Fungal Meningitis Cure Claims
Written by Faith Anderson on November 8, 2012
Company’s Claims Violate Federal Act
In its letter to The Avalon Effect, the FDA warns that claims made on the company’s website and on other linked websites violate the Act, because the firm does not have an approved application to market the product, nor does it have an exemption to investigate the safety and effectiveness of the device. The FDA warning also indicates that the medical device is misbranded, since The Avalon Effect did not submit a 510(k) form notifying the agency of its intent to introduce the product into commercial distribution.
Advertisements for Cures During Crises
“Consumers should be aware that, especially during disease outbreaks [like the recent fungal meningitis crisis] or other public health crises, they may see opportunistic advertisements for products touted as cures or treatments,” said Steve Silverman, director of the Office of Compliance at the FDA’s Center for Devices and Radiological Health. “Bogus medical claims can actually cause harm to consumers by causing them to delay seeking treatments that have been proven to be safe and effective. Consumers should carefully evaluate and discuss the claims with their healthcare providers.”

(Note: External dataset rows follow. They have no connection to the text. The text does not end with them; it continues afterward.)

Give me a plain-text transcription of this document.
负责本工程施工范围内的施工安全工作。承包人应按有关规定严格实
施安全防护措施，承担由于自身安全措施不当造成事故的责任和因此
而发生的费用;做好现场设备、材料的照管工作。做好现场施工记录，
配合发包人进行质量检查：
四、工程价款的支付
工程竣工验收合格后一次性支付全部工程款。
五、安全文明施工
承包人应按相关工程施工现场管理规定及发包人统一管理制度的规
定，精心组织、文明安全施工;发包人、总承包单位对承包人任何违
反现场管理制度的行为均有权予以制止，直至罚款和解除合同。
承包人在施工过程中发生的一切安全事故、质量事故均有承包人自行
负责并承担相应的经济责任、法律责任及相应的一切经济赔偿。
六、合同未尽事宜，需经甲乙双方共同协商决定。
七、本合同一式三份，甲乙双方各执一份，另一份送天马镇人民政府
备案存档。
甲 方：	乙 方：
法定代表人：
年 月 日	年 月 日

FDA May Take Regulatory Action Against Company
The FDA first notified The Avalon Effect of possible marketing violations on August 15, 2012. In its September 21, 2012 response, the company said that it did not intend for any of its products to be used in the treatment, mitigation, cure, diagnosis or prevention of any disease. However, a recent FDA review of the company’s website and websites directly linked to the company identified specific claims regarding the Quantum Series Personal Wellness Pack that cause the product to meet the agency’s definition of a medical device. And, because the device has not been approved by the FDA, it is being marketed illegally by The Avalon Effect. It its November 5, 2012 warning letter, the FDA urged the company to take prompt action to correct the violations, as failure to do so many result in regulatory action.